Steak For One On A Budget?

Eating well when you are eating single can get expensive. I admit that I have not paid close attention to how much I spend per meal. As long as my monthly food budget seemed on track I didn't take the time to break it down to weekly, daily or per meal costs. As part of my renewal and my annual birthday challenge (which I never reveal until May 1), I will be keeping a close eye on meal costs in order to be even more intentional in my menu planning and shopping.

I pack my lunch for work and so I cook multiple servings of the same meal. This allows for the bulk of my cooking to be done on the weekend and lets me take advantage of the typically "not for one" food packaging. I really love beef and as the weather changes from winter to spring I move from my favorite roasts, stews and soups to lighter fare. If it can be cooked on the grill it's even more perfect! I noticed an extremely small (for Costco) package of flank steak and before I knew it, the 1.6 pound package was in my cart. I found 5 ounces packages of arugula on sale at Cub (2 for $5.00) and I knew this steak salad from Mickey Trescott's The Nutrient-Dense Kitchen cookbook would be in my lunch box this week.


The weather was not ideal for grilling but the sear and roast method came to the rescue and might just be my go-to for this recipe (I'll share why in just a bit). After seasoning and searing the flank steak the cast iron pan went into my toaster oven to finish up. While it was roasting I tossed the salad ingredients together. I hadn't followed the recipe well since Mickey suggested starting with the dressing. Oops! But after I took the steak out of the toaster oven (a personal favorite tool for cooking and eating single) and transferred it to the cutting board to rest I noticed the pan juices smelled amazing! I decided to reduce them down and add them to some avocado oil and balsamic to make my salad dressing. The dressing perfectly complemented the salad. If I had followed directions I might not have made this little discovery.
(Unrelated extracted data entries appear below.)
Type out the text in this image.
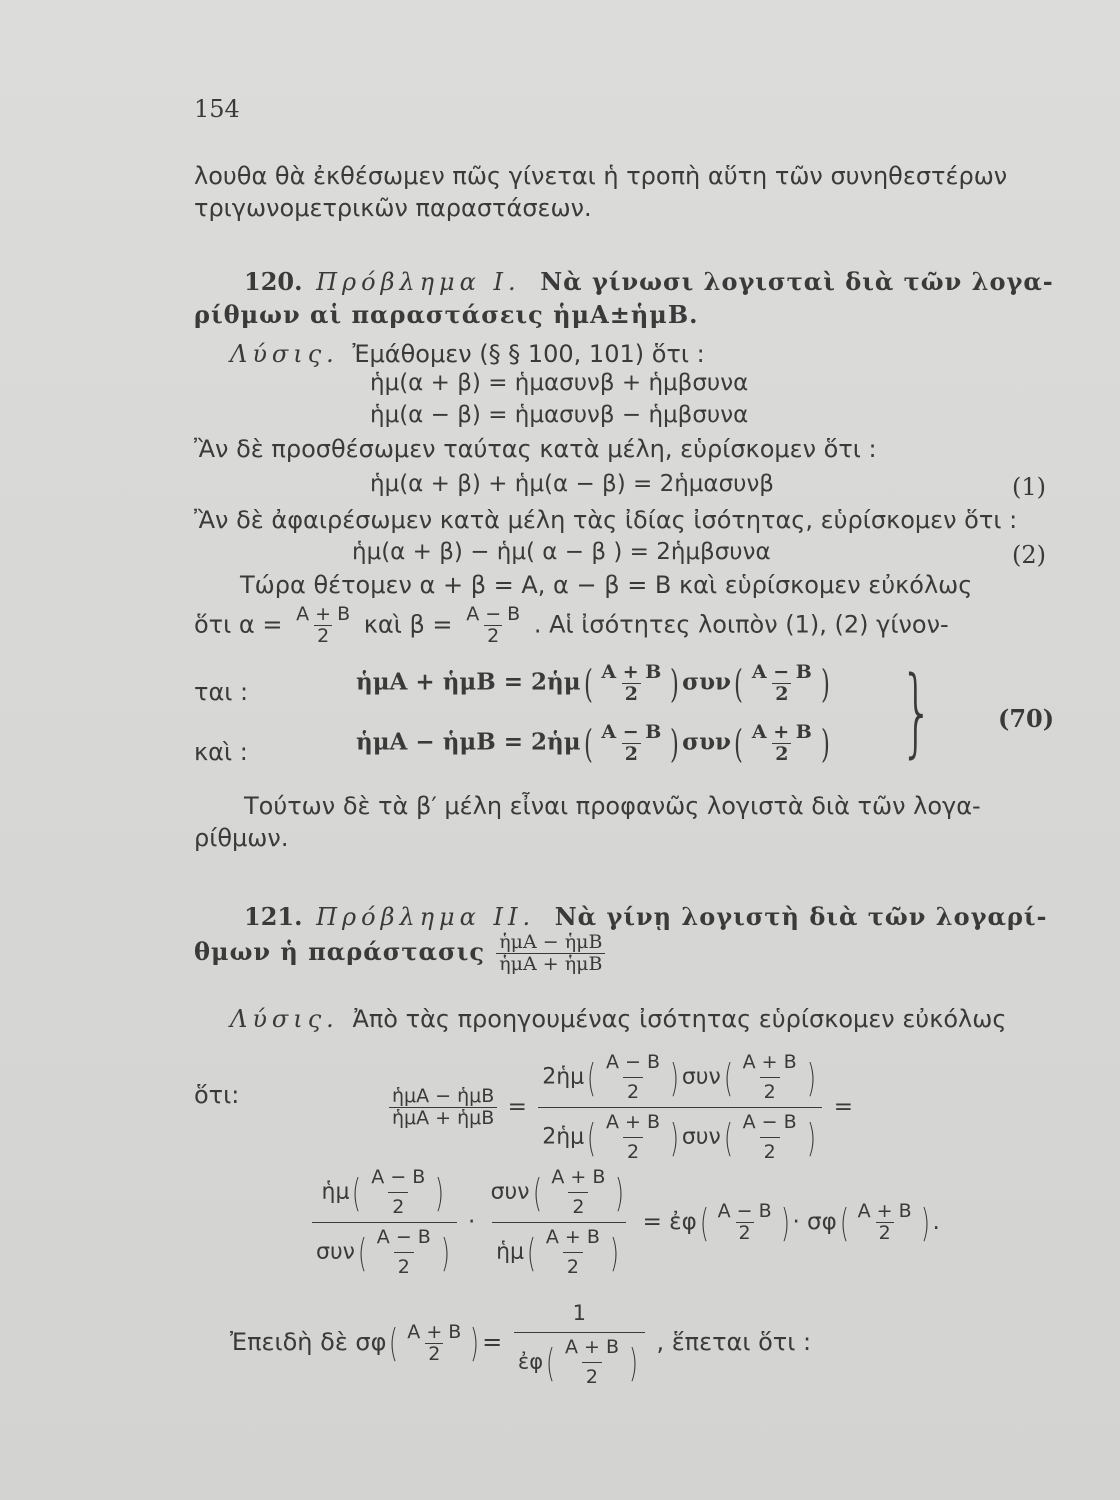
154
λουθα θὰ ἐκθέσωμεν πῶς γίνεται ἡ τροπὴ αὕτη τῶν συνηθεστέρων
τριγωνομετρικῶν παραστάσεων.
120. Πρόβλημα Ι. Νὰ γίνωσι λογισταὶ διὰ τῶν λογα-
ρίθμων αἱ παραστάσεις ἡμΑ±ἡμΒ.
Λύσις. Ἐμάθομεν (§ § 100, 101) ὅτι :
ἡμ(α + β) = ἡμασυνβ + ἡμβσυνα
ἡμ(α − β) = ἡμασυνβ − ἡμβσυνα
Ἂν δὲ προσθέσωμεν ταύτας κατὰ μέλη, εὑρίσκομεν ὅτι :
ἡμ(α + β) + ἡμ(α − β) = 2ἡμασυνβ	(1)
Ἂν δὲ ἀφαιρέσωμεν κατὰ μέλη τὰς ἰδίας ἰσότητας, εὑρίσκομεν ὅτι :
ἡμ(α + β) − ἡμ( α − β ) = 2ἡμβσυνα	(2)
Τώρα θέτομεν α + β = Α, α − β = Β καὶ εὑρίσκομεν εὐκόλως
ὅτι $\alpha = \frac{A + B}{2}$ καὶ $\beta = \frac{A - B}{2}$ . Αἱ ἰσότητες λοιπὸν (1), (2) γίνον-
ται :	ἡμΑ + ἡμΒ = 2ἡμ( $\frac{A + B}{2}$ ) $\sigma\upsilon\nu( \frac{A - B}{2}$ )
καὶ :	ἡμΑ − ἡμΒ = 2ἡμ( $\frac{A - B}{2}$ ) $\sigma\upsilon\nu( \frac{A + B}{2}$ ) }	(70)
Τούτων δὲ τὰ β′ μέλη εἶναι προφανῶς λογιστὰ διὰ τῶν λογα-
ρίθμων.
121. Πρόβλημα ΙΙ. Νὰ γίνῃ λογιστὴ διὰ τῶν λογαρί-
θμων ἡ παράστασις $\frac{\text{ἡμΑ − ἡμΒ}}{\text{ἡμΑ + ἡμΒ}}$
Λύσις. Ἀπὸ τὰς προηγουμένας ἰσότητας εὑρίσκομεν εὐκόλως
ὅτι:	$\frac{\text{ἡμΑ − ἡμΒ}}{\text{ἡμΑ + ἡμΒ}}$ =
2ἡμ( $\frac{A - B}{2}$ ) $\sigma\upsilon\nu( \frac{A + B}{2}$ )
2ἡμ( $\frac{A + B}{2}$ ) $\sigma\upsilon\nu( \frac{A - B}{2}$ )
=
ἡμ( $\frac{A - B}{2}$ )
$\sigma\upsilon\nu( \frac{A - B}{2}$ )
·
$\sigma\upsilon\nu( \frac{A + B}{2}$ )
ἡμ( $\frac{A + B}{2}$ )
= ἐφ( $\frac{A - B}{2}$ ) · $\sigma\varphi( \frac{A + B}{2}$ ) .
Ἐπειδὴ δὲ $\sigma\varphi( \frac{A + B}{2}$ ) = $\frac{1}{ἐ\varphi( \frac{A + B}{2} )}$ , ἕπεται ὅτι :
As for the cost breakdown, the flank steak was $7.99 per pound so I spent $13.09 on my protein. The arugula was $5.00 for 10 ounces. The amount of red onion and radish I used came to $0.50 and the seasoning and dressing came to about $2.00 (I will have to do a better job of keeping track of what I spend on my kitchen essentials). Avocados were about $1 each and I used 1/4 of an avocado in this recipe. I allowed for 4 ounce flank steak portions per meal so this recipe will make 5 meals for me. So that makes the cost of each steak salad meal around $4.50. Not a bad price for a steak dinner.